His name is actually a complicated topic. His name originally was Marciano. On the first night we brought him home, he had his own pen area (a caged off part of the room).
The next morning, I woke to discover that he had broken free and found him sitting on our couch. I saw the quizzical expression on his face, as though he were saying What? What’s the problem? I’ve been waiting for you this whole time.
That morning, I wanted to name him Dillinger. But we ended up going with Quincy. His full name is technically Professor Quincy Snugglesworth, but we only ever call him that when he’s giving a lecture. Every other day of the week, it was just Quincy.
Quincy, back in the early days. He was much more active, and would hop up onto the couch from the floor, if he caught a whiff of food.
Edit: As I’m writing this, I’m trying to show photos of Quincy from an earlier time. Back before his arthritis won out, back when he was always underfoot and darting around, from place to place.
It’s hard because he’s no longer here with us. After we put him to sleep, we brought him back home and laid him on the ground, in his area.
This is something we learned we needed to do, when rabbits are a bonded pair. We had Quincy’s body in his area so that Phineas could see. And to give him some time to understand that Quincy was fully gone.
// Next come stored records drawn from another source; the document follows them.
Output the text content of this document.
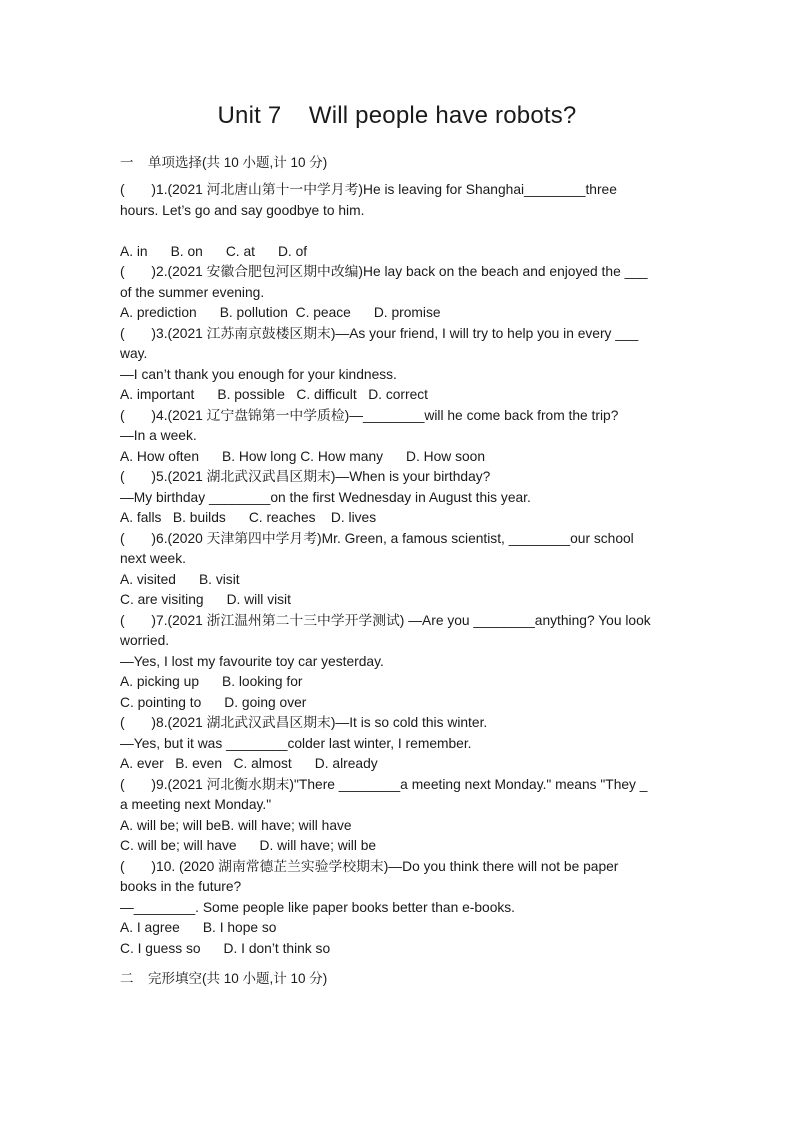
Unit 7    Will people have robots?
一 单项选择(共 10 小题,计 10 分)
(       )1.(2021 河北唐山第十一中学月考)He is leaving for Shanghai________three
hours. Let’s go and say goodbye to him.
A. in      B. on      C. at      D. of
(       )2.(2021 安徽合肥包河区期中改编)He lay back on the beach and enjoyed the ___
of the summer evening.
A. prediction      B. pollution  C. peace      D. promise
(       )3.(2021 江苏南京鼓楼区期末)—As your friend, I will try to help you in every ___
way.
—I can’t thank you enough for your kindness.
A. important      B. possible   C. difficult   D. correct
(       )4.(2021 辽宁盘锦第一中学质检)—________will he come back from the trip?
—In a week.
A. How often      B. How long C. How many      D. How soon
(       )5.(2021 湖北武汉武昌区期末)—When is your birthday?
—My birthday ________on the first Wednesday in August this year.
A. falls   B. builds      C. reaches    D. lives
(       )6.(2020 天津第四中学月考)Mr. Green, a famous scientist, ________our school
next week.
A. visited      B. visit
C. are visiting      D. will visit
(       )7.(2021 浙江温州第二十三中学开学测试) —Are you ________anything? You look
worried.
—Yes, I lost my favourite toy car yesterday.
A. picking up      B. looking for
C. pointing to      D. going over
(       )8.(2021 湖北武汉武昌区期末)—It is so cold this winter.
—Yes, but it was ________colder last winter, I remember.
A. ever   B. even   C. almost      D. already
(       )9.(2021 河北衡水期末)"There ________a meeting next Monday." means "They _
a meeting next Monday."
A. will be; will beB. will have; will have
C. will be; will have      D. will have; will be
(       )10. (2020 湖南常德芷兰实验学校期末)—Do you think there will not be paper
books in the future?
—________. Some people like paper books better than e-books.
A. I agree      B. I hope so
C. I guess so      D. I don’t think so
二 完形填空(共 10 小题,计 10 分)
We laid his body to rest in our front yard. It’s nice in that now, on our way to and from work, we’ll still walk by him every day. Even though he’s no longer with us physically, we get this small chance to see him every day.
Right now though, I’m incredibly sad. It’s a cold night here in Chicago, and we’re on the eve of what will be our first significant snowfall of the year. I’ve heard varied reports as to how much snow we’ll see: anywhere from 2 inches to 12 inches.
Most of Chicago is spending tonight looking outside, checking to see whether the snow has started. In reading Facebook and Twitter, I see a lot of people talking about the weather, about the arrival of winter.
As I’m writing this… every few minutes I have to fight back the urge to break down crying because I’m thinking about Quincy. And I worry that he’s cold, out there alone in our yard.
Quincy close up – looking a little curious, and a little disapproving.
It’s a rare thing to see rabbits when they “flop” – when they get so relaxed, they just plop over to one side. This is usually something that only happens when they’re really comfortable or relaxed, or feel incredibly safe.
We’ve seen this from time to time from Phineas, but it’s much more rare with Quincy. We spotted him sitting and nodding off slightly, and quietly crept over to see if he would flop. Amazingly, we caught it on film:
Here is one of my absolute favorite videos of Quincy. This was soon after we moved in to our second apartment in Logan Square. Back during Quincy’s more mischevious days:
Quincy, hanging out with a few of his friends.
Liz and I are both incredibly saddened that we had to put Quincy to sleep. There was still so much life in him, and it all came down to his body simply not being able to do what it needed to do.
Quincy had many good years with us, and I want to believe we gave him the best possible care during that time.
We knew that his age was getting the better of him some time ago. And back then our vet, Dr. Horton from Chicago Exotics, told us to think of our days as “bonus time.”
Goodbye, Quincy. We feel so lucky to have found you, and it was truly great spending time with you. Thanks for hanging out with us for as long as you did.